The early prison release of a former Russian Defense Ministry official has been met with shock and dismay by Duma deputies -- including some with close ties to the Kremlin.
Yevgenia Vasilyeva's sentencing earlier this year to five years' imprisonment in a high-profile embezzlement case was upheld as a sign of Russia's commitment to holding all its citizens -- no matter how powerful -- accountable to the law.
But a regional court's surprising August 25 decision to release the 36-year-old Vasilyeva on parole after serving less than four months behind bars sends a much different message.
After the Sudogda District Court in Russia's western Vladimir region ordered Vasilyeva's immediate release, Frants Klintsevich, a deputy with the ruling United Russia party, described the move as "an insult to the authorities, to the law-enforcement system."
"She is a criminal," the parliamentarian and retired colonel added, "and I will never agree with this decision as a man and as an officer."
After a months-long trial, Vasilyeva was found guilty of fraud on May 8 in a complicated multimillion-dollar scheme involving Defense Ministry subsidiary Oboronservis. The court found that the subsidiary had sold off property cheaply, often to well-connected insiders, and as a result the state was deprived of an estimated 3 billion rubles ($60 million).
Vasilyeva was sentenced to five years' imprisonment, with credit given for the 2 1/2 years she spent in house arrest.
The case attracted high attention in Russia in part because of Vasilyeva's ties to former Defense Minister Anatoly Serdyukov, who was among the initial suspects before being cleared, was rumored to be romantically linked to Vasilyeva, and was ousted over the ensuing scandal.
Vasilyeva headed the Defense Ministry's property-relations department, placing her in a subordinate role to Serdyukov. The judge in her case said that Vasilyeva committed her crimes "by deceiving and abusing" Serdyukov's trust.
United Russia deputy Pavel Krasheninnikov, who chairs the Duma's committee of civil, criminal, and arbitration legislation, defended the regional court's decision by saying that "Vasilyeva, as any other convict, has a right for early release on parole and she used that right fully and in a legal way."
But the release of such a high-ranking prisoner, especially such an early one, is a rare occurrence.
Many activists jailed for antigovernment actions -- such as the Pussy Riot punk group, protestors who came out to Moscow's Bolotnaya square on the eve of President Putin's May 2012 inauguration, or other Putin adversaries such as tycoon Mikhail Khodorkovsky -- were denied early release on parole for minor reasons, and had to serve the majority of their sentences before they were pardoned or earned early releases.
And in the Soviet Union, economic crimes by officials were considered very serious crimes and individuals convicted for such felonies were not eligible for amnesty and could apply for parole only after serving three fourths of their prison terms.
Many Russian lawmakers said that the court's decision to release Vasilyeva could cause "public outrage."

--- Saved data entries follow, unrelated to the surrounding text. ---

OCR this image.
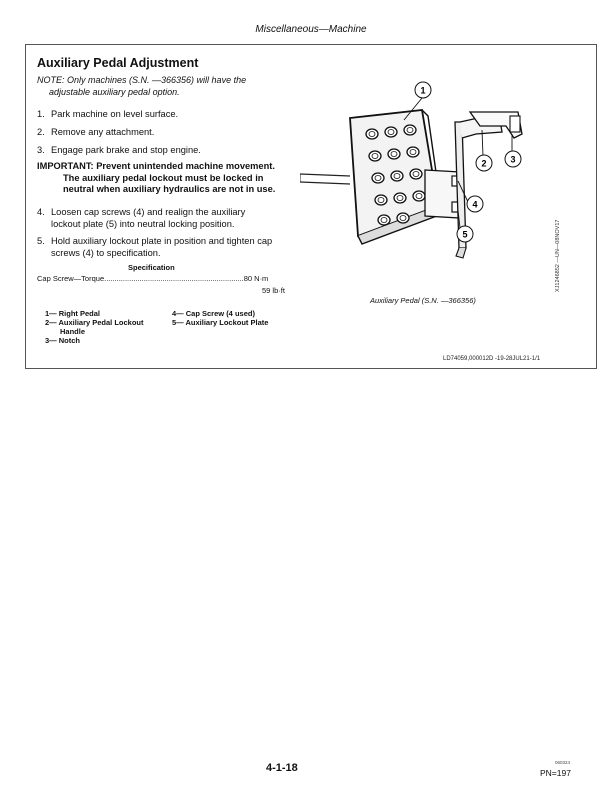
Miscellaneous—Machine
Auxiliary Pedal Adjustment
NOTE: Only machines (S.N. —366356) will have the
adjustable auxiliary pedal option.
1. Park machine on level surface.
2. Remove any attachment.
3. Engage park brake and stop engine.
4. Loosen cap screws (4) and realign the auxiliary
lockout plate (5) into neutral locking position.
5. Hold auxiliary lockout plate in position and tighten cap
screws (4) to specification.
IMPORTANT: Prevent unintended machine movement.
The auxiliary pedal lockout must be locked in
neutral when auxiliary hydraulics are not in use.
Specification
Cap Screw—Torque...................................................................80 N·m
59 lb·ft
1— Right Pedal
2— Auxiliary Pedal Lockout
Handle
3— Notch
4— Cap Screw (4 used)
5— Auxiliary Lockout Plate
1
2	3
4
5	XJ1246852 —UN—08NOV17
Auxiliary Pedal (S.N. —366356)
LD74059,000012D -19-28JUL21-1/1
4-1-18	060324
PN=197
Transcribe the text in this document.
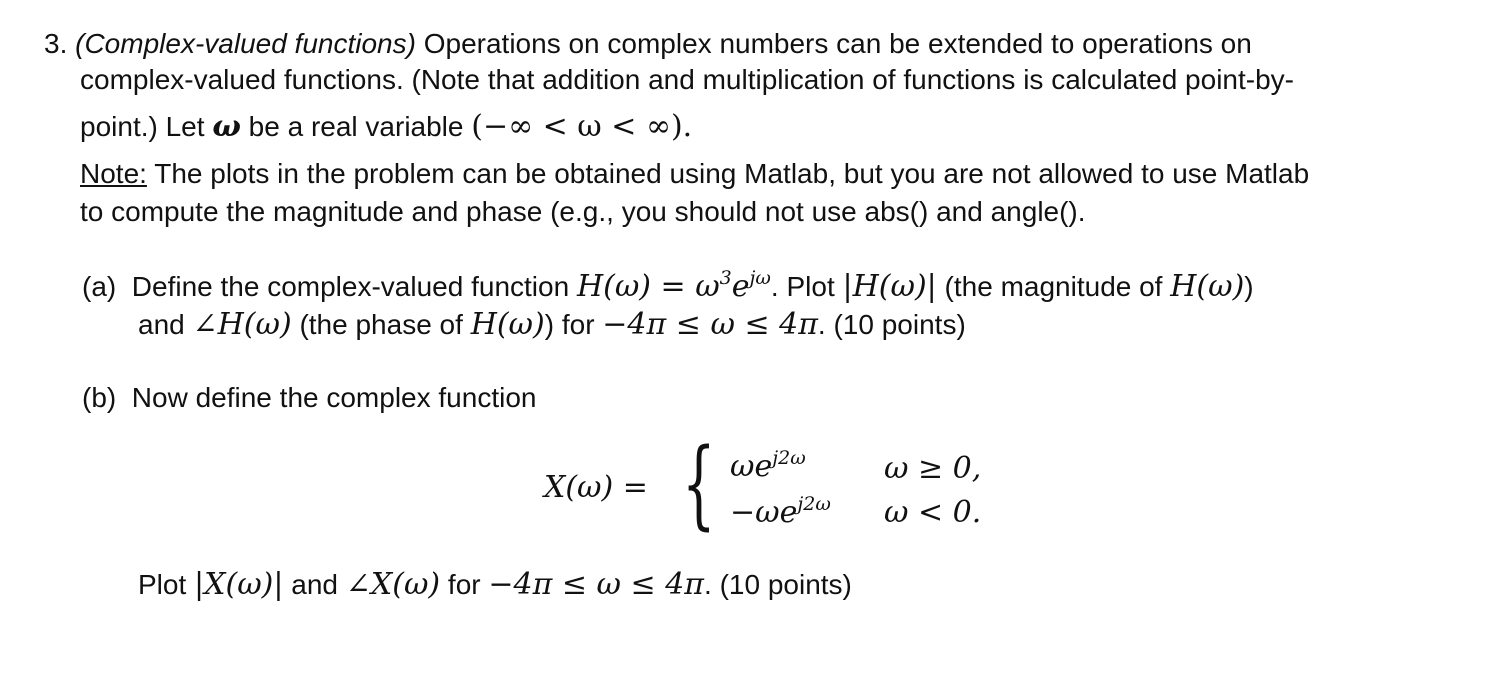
3. (Complex-valued functions) Operations on complex numbers can be extended to operations on
complex-valued functions. (Note that addition and multiplication of functions is calculated point-by-
point.) Let ω be a real variable (−∞ < ω < ∞).
Note: The plots in the problem can be obtained using Matlab, but you are not allowed to use Matlab
to compute the magnitude and phase (e.g., you should not use abs() and angle().
(a) Define the complex-valued function $H(\omega) = \omega^3e^{j\omega}$. Plot |H(ω)| (the magnitude of H(ω))
and ∠H(ω) (the phase of H(ω)) for −4π ≤ ω ≤ 4π. (10 points)
(b) Now define the complex function
X(ω) = { $\omega e^{j2\omega}$	ω ≥ 0,
$-\omega e^{j2\omega}$ ω < 0.
Plot |X(ω)| and ∠X(ω) for −4π ≤ ω ≤ 4π. (10 points)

Lawmaker Sergei Obukhov of the Communist Party said his party would request that the Prosecutor-General's Office look into the circumstances of the regional court's decision.
He also called for a public investigation into the entire case.
Lawmaker Yaroslav Nilov of the ultranationalist Liberal Democratic Party warned that Vasilyeva's early release would be "negatively accepted" by Russian society and would "diminish the authority of Russia's judicial system."
Mikhail Yemelyanov of the pro-Kremlin A Just Russia party called the court's decision to release Vasilyeva "a serious blow to the fight against corruption."
Vasilyeva recently reentered the public eye after she was reportedly spotted in an upscale Moscow neighborhood while she was presumably in prison, prompting a public effort to determine her whereabouts.